Retrieving Bulk Reports JSON Response:
{
"indicator": [{
"id": 126650,
"ownerName": "Demo Customer Community",
"type": "Host",
"dateAdded": "2013-11-15T21:32:39Z",
"lastModified": "2015-03-13T06:22:03Z",
"rating": 5.0,
"confidence": 73,
"threatAssessRating": 4.38,
"threatAssessConfidence": 93.43,
"webLink": "https://app.threatconnect.com/tc/auth/indicators/details/host.xhtml?host=example.com&owner=Demo+Customer+Community",
"description": "This is probably a bad domain.",
"summary": "example.com",
"attribute": [{
"id": 131253,
"type": "Source",
"dateAdded": "2013-11-15T21:32:40Z",
"lastModified": "2013-11-15T21:32:40Z",
"displayed": true,
"value": "ThreatConnect Intelligence Research Team Enrichment"
}, {
"id": 149457,
"type": "Description",
"dateAdded": "2013-11-15T21:32:40Z",
"lastModified": "2013-11-15T21:32:40Z",
"displayed": true,
"value": "This is probably a bad domain."
}],
"tag": [{
"name": "China",
"webLink": "https://app.threatconnect.com/tc/auth/tags/tag.xhtml?tag=China&owner=Demo Customer Community"
}]
}]
}
An optional URL parameter runNow=true can be added (as shown below) to force the report to be recreated.

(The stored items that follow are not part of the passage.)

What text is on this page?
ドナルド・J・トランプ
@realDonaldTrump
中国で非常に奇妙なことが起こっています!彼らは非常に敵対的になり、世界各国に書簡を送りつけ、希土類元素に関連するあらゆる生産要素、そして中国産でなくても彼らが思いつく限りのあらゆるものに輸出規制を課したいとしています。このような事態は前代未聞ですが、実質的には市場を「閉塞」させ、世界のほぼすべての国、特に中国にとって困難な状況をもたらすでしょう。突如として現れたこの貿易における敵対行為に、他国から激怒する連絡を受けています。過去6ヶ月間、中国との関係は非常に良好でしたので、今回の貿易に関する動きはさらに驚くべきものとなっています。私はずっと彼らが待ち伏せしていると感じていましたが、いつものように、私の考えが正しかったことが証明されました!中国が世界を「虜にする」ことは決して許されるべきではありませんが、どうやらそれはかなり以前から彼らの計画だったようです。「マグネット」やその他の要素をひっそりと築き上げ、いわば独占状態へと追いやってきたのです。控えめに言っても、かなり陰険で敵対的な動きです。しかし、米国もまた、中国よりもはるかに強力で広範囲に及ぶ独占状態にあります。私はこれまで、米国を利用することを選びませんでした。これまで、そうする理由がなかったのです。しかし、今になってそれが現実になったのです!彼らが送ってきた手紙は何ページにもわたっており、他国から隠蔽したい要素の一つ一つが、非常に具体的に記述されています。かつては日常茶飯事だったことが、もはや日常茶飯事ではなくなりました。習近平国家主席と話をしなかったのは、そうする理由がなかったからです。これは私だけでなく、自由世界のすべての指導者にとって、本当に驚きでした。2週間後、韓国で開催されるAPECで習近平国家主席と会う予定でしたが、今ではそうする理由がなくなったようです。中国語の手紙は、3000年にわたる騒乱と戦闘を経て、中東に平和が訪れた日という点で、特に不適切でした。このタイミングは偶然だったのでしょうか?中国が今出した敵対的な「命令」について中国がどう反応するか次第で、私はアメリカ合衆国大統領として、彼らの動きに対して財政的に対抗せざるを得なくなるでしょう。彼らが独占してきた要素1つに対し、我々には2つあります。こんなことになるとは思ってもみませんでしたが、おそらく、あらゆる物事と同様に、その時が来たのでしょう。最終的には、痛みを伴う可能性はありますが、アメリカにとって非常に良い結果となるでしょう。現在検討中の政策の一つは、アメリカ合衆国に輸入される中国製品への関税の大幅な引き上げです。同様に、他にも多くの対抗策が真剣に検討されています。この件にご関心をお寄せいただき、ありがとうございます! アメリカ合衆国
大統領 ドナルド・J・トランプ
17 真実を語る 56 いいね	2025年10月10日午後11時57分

By default, reports are created once a day.
GET /v2/indicators/bulk/json?owner=Demo+Customer+Community&runNow=true
CSV Bulk Reports
To retrieve a CSV report for an Owner, execute the query below, and include the Owner to be queried. The API will return the latest CSV report with a content-type header of “text/csv.” The report will contain all of the Indicators in that Owner and their Indicator Type. It will also include each Indicator’s Threat and Confidence ratings, if set, or null otherwise.

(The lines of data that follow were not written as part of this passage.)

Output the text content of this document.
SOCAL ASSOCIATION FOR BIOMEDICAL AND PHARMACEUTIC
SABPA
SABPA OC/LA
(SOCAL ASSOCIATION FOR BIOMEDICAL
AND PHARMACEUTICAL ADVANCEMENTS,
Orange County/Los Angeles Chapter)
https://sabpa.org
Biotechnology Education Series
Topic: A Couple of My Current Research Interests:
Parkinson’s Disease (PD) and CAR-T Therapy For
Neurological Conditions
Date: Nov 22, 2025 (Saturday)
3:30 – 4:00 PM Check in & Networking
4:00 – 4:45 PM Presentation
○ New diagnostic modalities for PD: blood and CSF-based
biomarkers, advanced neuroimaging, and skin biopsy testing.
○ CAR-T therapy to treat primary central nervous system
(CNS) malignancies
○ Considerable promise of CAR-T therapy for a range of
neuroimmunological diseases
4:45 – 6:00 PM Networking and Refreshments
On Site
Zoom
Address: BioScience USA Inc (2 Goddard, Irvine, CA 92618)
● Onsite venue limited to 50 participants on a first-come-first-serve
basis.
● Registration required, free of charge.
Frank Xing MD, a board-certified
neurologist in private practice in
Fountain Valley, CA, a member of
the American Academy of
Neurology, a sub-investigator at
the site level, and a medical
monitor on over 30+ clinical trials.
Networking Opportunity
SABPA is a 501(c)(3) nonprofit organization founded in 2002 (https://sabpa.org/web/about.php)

GET /v2/indicators/bulk/csv?owner=Demo+Customer+Community
Note
In order to retrieve a CSV report for an Owner, the Owner must have CSV Report publication enabled.
The example below displays the output from a CSV report:
Type,Value,Rating,Confidence
Host,example.com,null,null
Address,192.168.31.136,3.00,0
File,ABCDE123456804A61F2A704811F51BC,3.00,55
URL,http://www.example.com/malware.exe,null,0
EmailAddress,spearphisher@example.com,3.00,62
An optional URL parameter runNow=true can be added (as shown below) to force the report to be recreated. By default, reports are created once a day.
GET /v2/indicators/bulk/csv?owner=Demo+Customer+Community&runNow=true
Batch Upload: Indicators
You can use the V2 and V1 Batch APIs to create and modify Indicators in bulk. See Batch API for instructions on using the Batch API.